Reflections on retrospective security

Virtually every vehicle these days comes equipped with a rear-view mirror and side view mirrors, and with good reason. Imagine the safety issues with no visibility. How would you know if there’s a pedestrian walking by as you pull out of parking space? Or a police, fire or rescue vehicle coming up from behind, responding to a call? Or another driver trying to pass you?  Talk about a blind spot!

It wasn’t always this way though. For the first 30 years gas powered automobiles operated without mirrors. They weren’t even a consideration. With no congestion and slow speeds, drivers could focus on the road ahead, avoid obvious hazards and remain fairly safe. But as the automobile became more popular and more powerful, new dangers emerged and lack of visibility became a challenge. Rear view and side view mirrors were developed and quickly became ‘must haves.’

We’re at a similar inflection point in the IT security industry. When the first PC viruses appeared nearly 25 years ago, defenders could protect against them by detecting and blocking files as they attempted to enter the network. But now threats have evolved and are more cunning than any we’ve experienced before – able to disguise themselves as safe, pass through defences unnoticed, remain undetected and later exhibit malicious behavior. Focusing only on what’s ahead (i.e., scanning files once at an initial point in time to determine if they are malicious) is no longer sufficient. Once files enter a network, most security professionals have no way to look back. Without ‘mirrors’ they can’t continue to monitor files and take action should the files later prove to be malicious.

So how can you gain visibility and control after an unknown or suspicious file has permeated the network? Retrospective security serves as those ‘mirrors,’ enabling a new level of security effectiveness that combines retrospective detection and remediation with up-to-the-minute protection. IT security staff can continue to track, analyse and be alerted to files previously classified as safe but subsequently identified as malware and then take action to quarantine those files, remediate and create protections to prevent the risk of reinfection.

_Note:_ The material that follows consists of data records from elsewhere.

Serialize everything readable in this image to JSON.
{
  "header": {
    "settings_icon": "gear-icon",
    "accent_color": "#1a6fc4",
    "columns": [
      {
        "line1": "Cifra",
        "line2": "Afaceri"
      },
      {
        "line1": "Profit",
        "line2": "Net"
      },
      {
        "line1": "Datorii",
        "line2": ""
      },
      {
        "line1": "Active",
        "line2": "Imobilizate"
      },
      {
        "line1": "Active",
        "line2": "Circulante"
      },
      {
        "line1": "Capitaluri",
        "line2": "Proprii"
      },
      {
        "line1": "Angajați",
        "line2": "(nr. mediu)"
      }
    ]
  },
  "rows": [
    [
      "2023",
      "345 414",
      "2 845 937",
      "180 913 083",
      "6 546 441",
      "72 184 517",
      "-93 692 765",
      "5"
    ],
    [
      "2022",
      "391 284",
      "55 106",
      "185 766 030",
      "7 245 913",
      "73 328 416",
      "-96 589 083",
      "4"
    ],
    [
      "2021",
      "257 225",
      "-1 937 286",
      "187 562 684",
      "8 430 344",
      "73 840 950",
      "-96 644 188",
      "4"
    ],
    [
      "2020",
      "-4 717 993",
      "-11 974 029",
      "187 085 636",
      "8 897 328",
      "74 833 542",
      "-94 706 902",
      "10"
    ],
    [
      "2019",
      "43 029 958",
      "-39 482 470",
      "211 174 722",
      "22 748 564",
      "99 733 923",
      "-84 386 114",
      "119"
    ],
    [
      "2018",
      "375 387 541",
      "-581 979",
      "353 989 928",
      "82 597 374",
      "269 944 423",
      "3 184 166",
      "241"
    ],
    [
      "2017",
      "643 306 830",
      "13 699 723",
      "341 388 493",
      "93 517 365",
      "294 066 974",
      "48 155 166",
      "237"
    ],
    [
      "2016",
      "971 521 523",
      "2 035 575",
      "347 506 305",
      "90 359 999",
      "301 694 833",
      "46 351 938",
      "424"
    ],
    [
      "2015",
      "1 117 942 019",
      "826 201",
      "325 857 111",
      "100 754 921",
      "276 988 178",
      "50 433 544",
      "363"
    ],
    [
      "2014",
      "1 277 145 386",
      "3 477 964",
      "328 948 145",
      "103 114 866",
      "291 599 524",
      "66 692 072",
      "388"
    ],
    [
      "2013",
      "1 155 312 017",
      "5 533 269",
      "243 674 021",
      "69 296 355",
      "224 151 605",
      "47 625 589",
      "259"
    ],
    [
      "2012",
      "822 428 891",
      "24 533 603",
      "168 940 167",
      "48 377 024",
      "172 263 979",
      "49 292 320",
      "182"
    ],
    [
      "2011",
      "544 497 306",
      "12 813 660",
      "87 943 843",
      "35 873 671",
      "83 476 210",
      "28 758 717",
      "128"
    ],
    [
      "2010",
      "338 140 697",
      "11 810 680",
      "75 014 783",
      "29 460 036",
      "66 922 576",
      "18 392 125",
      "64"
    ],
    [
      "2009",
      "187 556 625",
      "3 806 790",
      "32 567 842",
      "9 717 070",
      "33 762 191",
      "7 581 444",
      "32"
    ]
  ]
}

Key technologies have advanced to enable retrospective security. The first is big data analytics. Emerging with the explosive growth of data, storage and processing power, big data is a term used to characterise massively large data sets ranging in terabytes or petabytes. Retrospective security accesses big data and turns that data into information for automated actions as well as actionable intelligence that IT security teams can use to make more informed, timely security decisions after an attack.

Cloud computing is another powerful new tool to enable retrospective security. Leveraging the virtually unlimited, cost-effective storage and processing power of the cloud, retrospective security applies big data to continuously track and store file information across a widespread community and analyse how these files are behaving against the latest threat intelligence stored in the cloud.

Armed with this knowledge IT security staff can rapidly identify a file that begins to act maliciously and move quickly to understand the scope of the damage, contain the threat, remediate it and bring operations back to normal. They can also move forward with more effective security by automatically updating protections and implementing integrated rules on the perimeter security gateway, within security appliances protecting internal networks and on endpoints to detect and block the same attack.

New threats and new technologies are coming together to bring a new perspective to security. Just as rear-view and side view mirrors were added to automobiles when the time was right, the time is right now for IT security to include retrospective security.

Chris Wood is the regional director for Sourcefire's Australia & New Zealand division.